For nearly all companies, but particularly companies in the technology sector, the intellectual property (“IP”) they create are the crown jewels of the business. Without the IP, the company has nothing to sell. Of course, the IP does not form out of thin air—someone has to create it. That “someone” is the company’s founders, as well as employees and contractors hired by the company. Accordingly, companies should have an approved form of Proprietary Information and Inventions Assignment Agreement (often referred to as a “PIIA” or an “IP Assignment Agreement”) executed by each of its founders on formation and each future employee and contractor upon hiring or engagement.

The PIIA is a contract that ensures that any work created by an employee or contractor while working for the company is assigned to and owned by the company and not the employee or contractor. Without an express assignment to the company, the company risks not having a clear chain of title to the work created and the opportunity for employees or contractors to claim individual rights in such IP. While in the U.S., copyrights are considered work made for hire and automatically owned by the employer, this is not the case for patents and other IP rights.

Further, even if a company believes that it has a strong claim to IP ownership in the absence of a PIIA, most sophisticated acquirors will require a company to represent and warrant in a sale transaction that all current and former employees and contractors have executed a PIIA. Buyers can have a number of reasons for wanting to purchase a company, but a target’s IP is often a driving force, particularly in the technology space.
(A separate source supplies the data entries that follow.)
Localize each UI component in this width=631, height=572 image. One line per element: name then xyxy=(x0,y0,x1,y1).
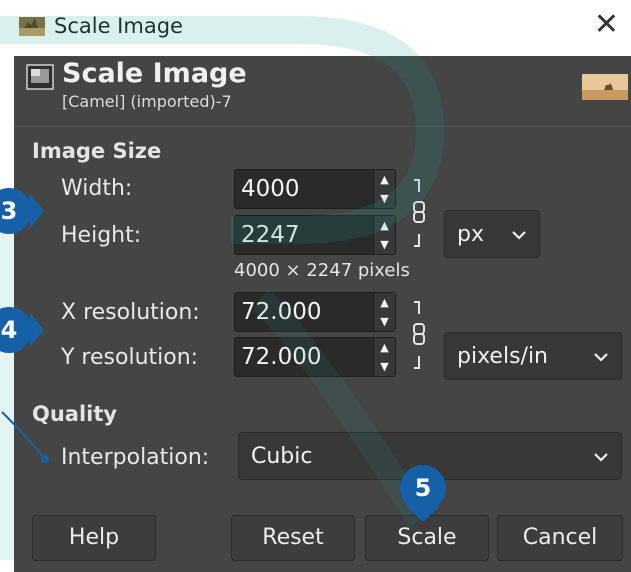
callout-leader-line xyxy=(1,411,49,463)
y-resolution-spinner[interactable]: ▲ ▼ xyxy=(373,338,395,376)
y-resolution-label: Y resolution: xyxy=(61,345,199,370)
interpolation-value: Cubic xyxy=(251,444,313,469)
spin-down-icon[interactable]: ▼ xyxy=(374,357,395,376)
width-spinner[interactable]: ▲ ▼ xyxy=(373,170,395,208)
pixel-dimensions-info: 4000 × 2247 pixels xyxy=(234,260,410,281)
interpolation-label: Interpolation: xyxy=(61,445,210,470)
x-resolution-label: X resolution: xyxy=(61,300,200,325)
window-title: Scale Image xyxy=(54,14,183,38)
x-resolution-value: 72.000 xyxy=(241,299,322,325)
callout-3-pointer xyxy=(30,194,44,228)
height-spinner[interactable]: ▲ ▼ xyxy=(373,216,395,254)
chevron-down-icon xyxy=(512,231,526,240)
spin-up-icon[interactable]: ▲ xyxy=(374,216,395,235)
spin-down-icon[interactable]: ▼ xyxy=(374,189,395,208)
image-name: [Camel] (imported)-7 xyxy=(62,92,232,111)
y-resolution-field[interactable]: 72.000 ▲ ▼ xyxy=(234,337,396,377)
scale-image-icon xyxy=(26,64,54,90)
spin-up-icon[interactable]: ▲ xyxy=(374,170,395,189)
size-unit-dropdown[interactable]: px xyxy=(444,210,540,258)
callout-4-pointer xyxy=(30,313,44,347)
spin-down-icon[interactable]: ▼ xyxy=(374,312,395,331)
chevron-down-icon xyxy=(594,353,608,362)
height-field[interactable]: 2247 ▲ ▼ xyxy=(234,215,396,255)
camel-thumbnail xyxy=(582,74,628,100)
close-icon[interactable]: ✕ xyxy=(594,10,619,40)
width-field[interactable]: 4000 ▲ ▼ xyxy=(234,169,396,209)
resolution-unit-value: pixels/in xyxy=(457,344,548,369)
size-unit-value: px xyxy=(457,222,484,247)
spin-up-icon[interactable]: ▲ xyxy=(374,293,395,312)
x-resolution-field[interactable]: 72.000 ▲ ▼ xyxy=(234,292,396,332)
chain-link-icon[interactable] xyxy=(406,174,432,252)
height-value: 2247 xyxy=(241,222,300,248)
image-size-heading: Image Size xyxy=(32,139,162,163)
callout-5: 5 xyxy=(400,465,446,511)
chevron-down-icon xyxy=(594,453,608,462)
resolution-chain-icon[interactable] xyxy=(406,296,432,374)
window-titlebar: Scale Image ✕ xyxy=(14,0,631,56)
callout-5-pointer xyxy=(406,506,440,522)
cancel-button[interactable]: Cancel xyxy=(497,515,623,561)
x-resolution-spinner[interactable]: ▲ ▼ xyxy=(373,293,395,331)
spin-up-icon[interactable]: ▲ xyxy=(374,338,395,357)
help-button[interactable]: Help xyxy=(32,515,156,561)
gimp-app-icon xyxy=(19,17,45,36)
header-separator xyxy=(14,126,631,127)
height-label: Height: xyxy=(61,223,142,248)
y-resolution-value: 72.000 xyxy=(241,344,322,370)
resolution-unit-dropdown[interactable]: pixels/in xyxy=(444,332,622,380)
scale-image-dialog: Scale Image [Camel] (imported)-7 Image S… xyxy=(14,56,631,572)
width-value: 4000 xyxy=(241,176,300,202)
spin-down-icon[interactable]: ▼ xyxy=(374,235,395,254)
width-label: Width: xyxy=(61,176,133,201)
dialog-title: Scale Image xyxy=(62,58,247,89)
reset-button[interactable]: Reset xyxy=(231,515,355,561)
As with any company, personnel changes constantly. If ex-employees or ex-contractors did not sign PIIAs, it is not unusual for a buyer to require as a condition to closing the acquisition that the company tracks down former service providers and have them sign a PIIA, which may require the payment of additional cash consideration to the former employee or contractor.

While we have seen buyers waive the PIIA requirement for former administrative or sales employees or contractors who had little to no involvement in the development of the company’s products, the same cannot be said for a key developer or someone else integral to the creation of company IP. In that case, the buyer is unlikely to overlook missing PIIAs, and there’s a substantial risk of a deduction in the purchase price, a special indemnification provision, or even the deal falling through.

The best time to plant a tree was ten years ago, but the second best time is today. If your company does not have PIIAs in place, it’s recommended you consult your attorney to get them in place with prior and current employees and contractors. You’ll be glad you did.